You are worth it.

Know your worth.

How are you skills worth?

Do you know your worth?

What are you values?

Those recurring questions of nowadays personal development culture are as familiar as the Socratic method used to be.

Simple. Practical. Direct.

Despite the apparent simplicity of those questioning, how many detours, questions and inner self-reflections to sometimes merely touch the surface of the true meaning for oneself of those questions. Few months back as we started a new decade, the new spiritual rituals were constantly popping up into my screen inviting me to reflect on my 2020 resolutions, on the lessons learnt over the last decade or on what I was considering leaving behind.

I looked stone-faced at these invitations as I felt I was almost too tired to feel anything let alone gratefulness of what might have been an intense decade full of deceptions, betrayals, experiments, joys and an apparent endless journey testing my endurance in holding on to something that transcends human limited perception of oneself.

I soon was to realize that I did not want to engage into this inner process because the reality was that I did not feel it was serving anything more than my ego, this year.

My dear ego,

Yes. You. You had me fooled for a moment but nicely stepped aside when I had the courage to recognize that there is not such a thing as pushing for gratefulness or alleged positive emotions.

What I deeply wanted was just to acknowledge the variety of my emotions and the complexity of my thinking even when this brain of mine needed to be hacked by transcendental meditations, PNL or just a dose of common sense.
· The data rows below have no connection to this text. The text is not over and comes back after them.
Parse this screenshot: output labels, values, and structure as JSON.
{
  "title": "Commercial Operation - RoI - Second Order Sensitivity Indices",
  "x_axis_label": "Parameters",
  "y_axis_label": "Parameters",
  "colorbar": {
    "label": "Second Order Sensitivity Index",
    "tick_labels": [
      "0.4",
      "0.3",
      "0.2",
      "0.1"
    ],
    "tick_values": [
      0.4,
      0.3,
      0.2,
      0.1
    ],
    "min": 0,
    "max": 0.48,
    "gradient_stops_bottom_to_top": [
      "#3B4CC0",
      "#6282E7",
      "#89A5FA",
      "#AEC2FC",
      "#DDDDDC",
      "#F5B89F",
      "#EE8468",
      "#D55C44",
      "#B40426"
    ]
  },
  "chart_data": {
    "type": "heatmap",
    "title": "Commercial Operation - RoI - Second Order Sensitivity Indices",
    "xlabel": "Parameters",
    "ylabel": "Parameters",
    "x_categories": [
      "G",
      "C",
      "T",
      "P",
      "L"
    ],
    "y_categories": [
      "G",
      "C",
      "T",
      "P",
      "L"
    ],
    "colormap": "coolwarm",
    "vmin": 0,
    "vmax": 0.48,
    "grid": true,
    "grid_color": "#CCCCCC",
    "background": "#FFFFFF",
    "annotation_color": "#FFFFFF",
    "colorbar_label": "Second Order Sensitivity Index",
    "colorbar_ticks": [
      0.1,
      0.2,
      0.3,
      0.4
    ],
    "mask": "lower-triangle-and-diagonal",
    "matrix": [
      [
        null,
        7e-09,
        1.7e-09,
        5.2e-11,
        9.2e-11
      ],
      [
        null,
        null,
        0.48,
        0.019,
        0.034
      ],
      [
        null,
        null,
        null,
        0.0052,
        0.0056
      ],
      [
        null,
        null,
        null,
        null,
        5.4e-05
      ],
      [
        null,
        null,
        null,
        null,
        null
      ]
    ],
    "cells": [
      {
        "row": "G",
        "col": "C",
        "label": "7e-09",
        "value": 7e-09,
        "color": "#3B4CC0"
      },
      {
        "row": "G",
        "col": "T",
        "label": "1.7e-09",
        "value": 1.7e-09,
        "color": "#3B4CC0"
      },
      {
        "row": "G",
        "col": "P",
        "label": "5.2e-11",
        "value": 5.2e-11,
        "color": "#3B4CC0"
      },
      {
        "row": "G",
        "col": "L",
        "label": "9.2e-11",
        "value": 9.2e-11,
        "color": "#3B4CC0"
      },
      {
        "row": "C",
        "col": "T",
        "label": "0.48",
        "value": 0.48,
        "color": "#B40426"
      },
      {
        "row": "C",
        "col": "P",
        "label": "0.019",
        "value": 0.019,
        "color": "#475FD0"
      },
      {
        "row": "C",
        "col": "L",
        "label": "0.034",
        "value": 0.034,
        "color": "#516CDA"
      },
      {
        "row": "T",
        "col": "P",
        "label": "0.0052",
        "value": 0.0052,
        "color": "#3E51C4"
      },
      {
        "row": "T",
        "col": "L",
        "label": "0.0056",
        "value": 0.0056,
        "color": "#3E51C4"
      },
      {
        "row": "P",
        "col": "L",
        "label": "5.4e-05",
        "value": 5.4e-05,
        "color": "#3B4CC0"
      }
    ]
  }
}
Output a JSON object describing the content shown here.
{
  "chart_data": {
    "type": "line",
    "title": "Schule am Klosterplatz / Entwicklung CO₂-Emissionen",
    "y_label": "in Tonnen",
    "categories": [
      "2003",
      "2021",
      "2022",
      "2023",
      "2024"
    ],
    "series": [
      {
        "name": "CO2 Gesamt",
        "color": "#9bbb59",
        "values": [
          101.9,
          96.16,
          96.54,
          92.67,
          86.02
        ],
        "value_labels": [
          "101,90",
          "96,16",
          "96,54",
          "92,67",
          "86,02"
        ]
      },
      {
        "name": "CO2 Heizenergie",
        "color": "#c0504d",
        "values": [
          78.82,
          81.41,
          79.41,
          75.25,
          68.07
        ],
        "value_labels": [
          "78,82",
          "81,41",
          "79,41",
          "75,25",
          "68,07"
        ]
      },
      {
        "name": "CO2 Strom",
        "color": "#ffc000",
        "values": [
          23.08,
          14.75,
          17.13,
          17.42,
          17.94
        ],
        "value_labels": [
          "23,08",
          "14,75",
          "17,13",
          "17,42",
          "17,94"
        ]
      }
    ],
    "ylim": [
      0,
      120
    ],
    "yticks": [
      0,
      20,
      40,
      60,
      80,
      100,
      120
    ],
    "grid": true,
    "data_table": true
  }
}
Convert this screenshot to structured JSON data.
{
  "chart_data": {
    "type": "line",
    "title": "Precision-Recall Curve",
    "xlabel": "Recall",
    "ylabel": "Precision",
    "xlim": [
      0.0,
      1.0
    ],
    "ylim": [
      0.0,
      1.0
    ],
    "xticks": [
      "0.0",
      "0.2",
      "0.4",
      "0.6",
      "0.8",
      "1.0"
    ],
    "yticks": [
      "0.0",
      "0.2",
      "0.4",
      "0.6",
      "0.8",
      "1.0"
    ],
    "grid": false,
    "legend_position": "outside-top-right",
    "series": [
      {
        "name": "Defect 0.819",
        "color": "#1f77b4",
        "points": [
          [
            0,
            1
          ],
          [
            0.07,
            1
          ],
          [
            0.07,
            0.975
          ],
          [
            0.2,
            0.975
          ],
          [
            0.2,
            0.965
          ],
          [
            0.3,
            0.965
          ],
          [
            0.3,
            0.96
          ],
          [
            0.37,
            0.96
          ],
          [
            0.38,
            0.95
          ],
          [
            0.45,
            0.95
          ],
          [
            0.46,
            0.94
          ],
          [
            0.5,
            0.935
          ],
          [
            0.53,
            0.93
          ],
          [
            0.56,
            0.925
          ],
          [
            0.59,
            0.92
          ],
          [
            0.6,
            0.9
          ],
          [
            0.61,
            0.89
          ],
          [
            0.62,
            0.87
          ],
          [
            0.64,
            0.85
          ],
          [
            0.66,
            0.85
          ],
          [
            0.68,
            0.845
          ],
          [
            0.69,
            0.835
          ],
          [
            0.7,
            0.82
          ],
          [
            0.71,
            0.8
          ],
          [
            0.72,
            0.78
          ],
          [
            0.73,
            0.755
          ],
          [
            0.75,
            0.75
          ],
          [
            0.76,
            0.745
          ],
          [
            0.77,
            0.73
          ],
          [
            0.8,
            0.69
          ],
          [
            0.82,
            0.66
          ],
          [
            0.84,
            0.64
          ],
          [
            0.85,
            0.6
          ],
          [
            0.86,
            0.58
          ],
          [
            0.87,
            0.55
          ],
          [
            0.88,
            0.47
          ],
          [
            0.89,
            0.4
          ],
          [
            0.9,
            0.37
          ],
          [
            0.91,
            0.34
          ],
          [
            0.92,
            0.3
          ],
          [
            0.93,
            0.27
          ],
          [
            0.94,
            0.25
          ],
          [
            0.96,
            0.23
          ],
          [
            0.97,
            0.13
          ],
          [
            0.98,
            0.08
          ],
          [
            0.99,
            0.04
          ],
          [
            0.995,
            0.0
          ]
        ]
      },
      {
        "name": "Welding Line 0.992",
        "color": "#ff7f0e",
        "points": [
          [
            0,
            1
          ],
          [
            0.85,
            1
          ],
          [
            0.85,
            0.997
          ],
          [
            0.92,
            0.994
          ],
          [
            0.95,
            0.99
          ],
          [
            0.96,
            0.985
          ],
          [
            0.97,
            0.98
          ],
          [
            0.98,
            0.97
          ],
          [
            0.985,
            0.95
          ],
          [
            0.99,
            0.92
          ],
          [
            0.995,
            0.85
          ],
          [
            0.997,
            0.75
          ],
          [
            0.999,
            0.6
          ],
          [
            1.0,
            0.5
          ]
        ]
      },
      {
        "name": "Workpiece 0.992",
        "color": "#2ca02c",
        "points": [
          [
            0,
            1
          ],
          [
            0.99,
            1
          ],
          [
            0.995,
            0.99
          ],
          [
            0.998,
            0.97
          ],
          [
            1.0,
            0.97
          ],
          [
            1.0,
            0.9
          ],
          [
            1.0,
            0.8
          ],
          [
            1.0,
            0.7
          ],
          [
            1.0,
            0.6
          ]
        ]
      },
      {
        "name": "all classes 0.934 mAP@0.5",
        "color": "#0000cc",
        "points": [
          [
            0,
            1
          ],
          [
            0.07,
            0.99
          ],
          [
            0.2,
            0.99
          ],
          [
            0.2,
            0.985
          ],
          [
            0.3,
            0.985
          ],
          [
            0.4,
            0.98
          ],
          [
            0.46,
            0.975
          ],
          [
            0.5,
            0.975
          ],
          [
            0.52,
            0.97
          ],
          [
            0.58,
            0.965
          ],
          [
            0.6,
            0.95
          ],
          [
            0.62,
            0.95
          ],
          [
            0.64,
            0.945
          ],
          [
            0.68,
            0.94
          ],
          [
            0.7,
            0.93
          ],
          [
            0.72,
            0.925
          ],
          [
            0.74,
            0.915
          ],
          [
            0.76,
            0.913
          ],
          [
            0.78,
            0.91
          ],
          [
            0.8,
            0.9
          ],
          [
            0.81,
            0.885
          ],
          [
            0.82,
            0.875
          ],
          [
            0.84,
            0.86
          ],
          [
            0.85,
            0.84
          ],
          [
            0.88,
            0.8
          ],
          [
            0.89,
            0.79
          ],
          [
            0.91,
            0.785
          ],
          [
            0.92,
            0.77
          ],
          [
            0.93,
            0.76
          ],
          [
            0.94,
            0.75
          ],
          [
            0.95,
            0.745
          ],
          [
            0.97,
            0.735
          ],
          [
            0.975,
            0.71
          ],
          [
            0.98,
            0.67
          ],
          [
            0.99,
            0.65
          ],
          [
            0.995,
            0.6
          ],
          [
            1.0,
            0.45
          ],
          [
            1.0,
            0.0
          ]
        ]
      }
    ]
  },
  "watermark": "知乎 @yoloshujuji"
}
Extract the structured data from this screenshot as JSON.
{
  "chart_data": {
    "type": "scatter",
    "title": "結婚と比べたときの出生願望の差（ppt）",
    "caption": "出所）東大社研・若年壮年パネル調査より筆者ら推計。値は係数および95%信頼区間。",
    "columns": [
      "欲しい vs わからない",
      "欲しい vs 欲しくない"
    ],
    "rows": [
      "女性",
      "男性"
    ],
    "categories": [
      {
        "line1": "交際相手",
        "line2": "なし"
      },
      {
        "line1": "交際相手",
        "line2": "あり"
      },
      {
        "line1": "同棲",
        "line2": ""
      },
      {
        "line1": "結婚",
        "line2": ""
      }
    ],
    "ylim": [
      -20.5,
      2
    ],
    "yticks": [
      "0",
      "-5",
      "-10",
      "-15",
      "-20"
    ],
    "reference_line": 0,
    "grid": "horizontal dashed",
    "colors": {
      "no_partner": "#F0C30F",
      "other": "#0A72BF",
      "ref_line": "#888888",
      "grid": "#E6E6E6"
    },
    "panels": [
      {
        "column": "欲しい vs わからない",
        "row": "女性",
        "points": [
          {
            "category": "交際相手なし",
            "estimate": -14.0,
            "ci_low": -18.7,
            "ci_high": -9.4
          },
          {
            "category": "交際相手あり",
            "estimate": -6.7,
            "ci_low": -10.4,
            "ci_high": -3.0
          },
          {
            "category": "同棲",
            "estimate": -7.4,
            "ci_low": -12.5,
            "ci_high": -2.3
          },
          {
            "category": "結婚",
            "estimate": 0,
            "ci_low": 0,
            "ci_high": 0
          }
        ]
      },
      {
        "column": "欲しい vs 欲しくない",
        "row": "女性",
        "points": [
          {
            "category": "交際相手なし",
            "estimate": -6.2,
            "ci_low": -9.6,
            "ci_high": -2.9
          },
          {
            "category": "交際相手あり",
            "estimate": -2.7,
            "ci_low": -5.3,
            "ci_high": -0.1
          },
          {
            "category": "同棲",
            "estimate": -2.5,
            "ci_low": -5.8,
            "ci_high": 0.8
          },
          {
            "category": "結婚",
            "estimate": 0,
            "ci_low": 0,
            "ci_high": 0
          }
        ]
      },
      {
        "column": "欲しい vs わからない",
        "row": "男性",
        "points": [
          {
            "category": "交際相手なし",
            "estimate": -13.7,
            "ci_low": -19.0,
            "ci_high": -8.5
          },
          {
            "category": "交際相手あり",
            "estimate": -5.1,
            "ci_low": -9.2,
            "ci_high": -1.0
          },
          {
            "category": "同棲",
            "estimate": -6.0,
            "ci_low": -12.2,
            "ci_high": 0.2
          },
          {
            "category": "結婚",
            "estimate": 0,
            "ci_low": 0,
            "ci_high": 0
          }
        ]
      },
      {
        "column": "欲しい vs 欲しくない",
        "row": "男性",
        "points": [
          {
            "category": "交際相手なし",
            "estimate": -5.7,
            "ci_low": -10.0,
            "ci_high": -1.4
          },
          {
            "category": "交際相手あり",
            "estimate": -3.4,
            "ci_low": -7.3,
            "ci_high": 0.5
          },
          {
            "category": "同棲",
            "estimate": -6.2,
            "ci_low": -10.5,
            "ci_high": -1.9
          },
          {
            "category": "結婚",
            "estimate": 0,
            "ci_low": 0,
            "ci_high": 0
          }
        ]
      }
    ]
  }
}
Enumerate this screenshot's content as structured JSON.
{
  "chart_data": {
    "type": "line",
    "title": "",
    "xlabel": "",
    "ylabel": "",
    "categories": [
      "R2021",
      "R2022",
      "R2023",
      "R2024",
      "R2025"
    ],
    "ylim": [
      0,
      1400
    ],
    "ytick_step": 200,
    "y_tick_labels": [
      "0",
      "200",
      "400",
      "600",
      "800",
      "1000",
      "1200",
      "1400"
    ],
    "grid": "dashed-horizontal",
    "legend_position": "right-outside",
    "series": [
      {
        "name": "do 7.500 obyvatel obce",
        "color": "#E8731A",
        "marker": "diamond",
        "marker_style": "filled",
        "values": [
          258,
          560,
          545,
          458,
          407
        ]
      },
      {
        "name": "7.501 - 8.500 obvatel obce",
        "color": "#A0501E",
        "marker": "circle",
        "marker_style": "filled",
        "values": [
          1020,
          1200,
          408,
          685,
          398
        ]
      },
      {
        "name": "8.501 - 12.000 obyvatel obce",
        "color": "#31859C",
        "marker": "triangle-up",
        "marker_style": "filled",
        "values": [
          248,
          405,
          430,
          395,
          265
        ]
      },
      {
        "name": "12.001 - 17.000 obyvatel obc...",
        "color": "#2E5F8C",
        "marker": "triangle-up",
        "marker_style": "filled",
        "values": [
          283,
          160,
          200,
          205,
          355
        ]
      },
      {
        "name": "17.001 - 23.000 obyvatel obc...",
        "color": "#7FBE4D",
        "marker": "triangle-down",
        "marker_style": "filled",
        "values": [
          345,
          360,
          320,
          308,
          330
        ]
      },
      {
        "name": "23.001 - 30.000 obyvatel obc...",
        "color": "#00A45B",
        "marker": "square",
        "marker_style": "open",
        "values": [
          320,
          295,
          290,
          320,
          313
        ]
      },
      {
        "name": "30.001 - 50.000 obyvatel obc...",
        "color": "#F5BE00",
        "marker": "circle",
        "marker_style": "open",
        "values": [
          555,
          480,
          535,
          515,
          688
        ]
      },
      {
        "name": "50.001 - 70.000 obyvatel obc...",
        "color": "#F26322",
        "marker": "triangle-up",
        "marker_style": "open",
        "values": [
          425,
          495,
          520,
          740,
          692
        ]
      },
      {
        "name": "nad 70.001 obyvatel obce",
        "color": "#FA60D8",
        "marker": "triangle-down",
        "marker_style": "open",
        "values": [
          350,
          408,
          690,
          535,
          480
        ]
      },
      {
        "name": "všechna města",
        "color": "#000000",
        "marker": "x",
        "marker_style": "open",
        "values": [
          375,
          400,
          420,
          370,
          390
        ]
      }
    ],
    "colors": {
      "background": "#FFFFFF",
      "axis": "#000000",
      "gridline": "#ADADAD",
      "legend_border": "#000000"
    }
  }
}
If I were honest, I would have liked to have used short-cuts instead of having to experiment the last decade journey with its highs and lows. With a little help from Georges Michael, I wanted to scream from the bottom of my lungs “Freedom”. I wanted to sleep. Arianna will surely be glad to know that I am grateful she made “Sleep, great again”!

This little voice of mine was more like a giant scream from the heart wanting to be free of self-pity, inner boundaries, past bad experiences or any kind of limitations or injunctions to be, to do, to process, to practice anything differently that what I felt. Suddenly, the question ‘what are your worth?’ came back and I knew what the past decade have brought into perspective and what the digital era might help us achieve as a Society and a Community.

I also knew that part of my next decade will be to take a stronger stand for our humanness and our emotions. A.I and frontier technologies being so hype, it is normal and natural to feel overwhelmed by what could be seen as a gloom future despite the efforts of media coverage and specialists to present A.I and frontier technologies as The Solution to our global challenges – climate, health, conflict resolution…

At the same time, picturing those innovations as superseding our humanness demonstrates our inability as a Society to really value what we are worth: our ability to think, our ability to imagine, our ability to create, our ability to give and create meaning, our ability to connect with one another and our ability to feel deeply.

On the threshold of a new decade, I was contemplating the immensity of the unknown and the infinite possibilities of innovation, and I felt alive and grateful for what has been and would be.

The Coronavirus crisis bringing everyone in a stand still has amplified this need for quietness when facing the unknown. An unknown that seem to bring us back again in valuing and recognizing what makes us unique (cognitive capacities, emotions) while valuing an ecosystem that can support us and not destroying us because of lack of awareness to our mission as a civilization facing the 4th industrial revolution.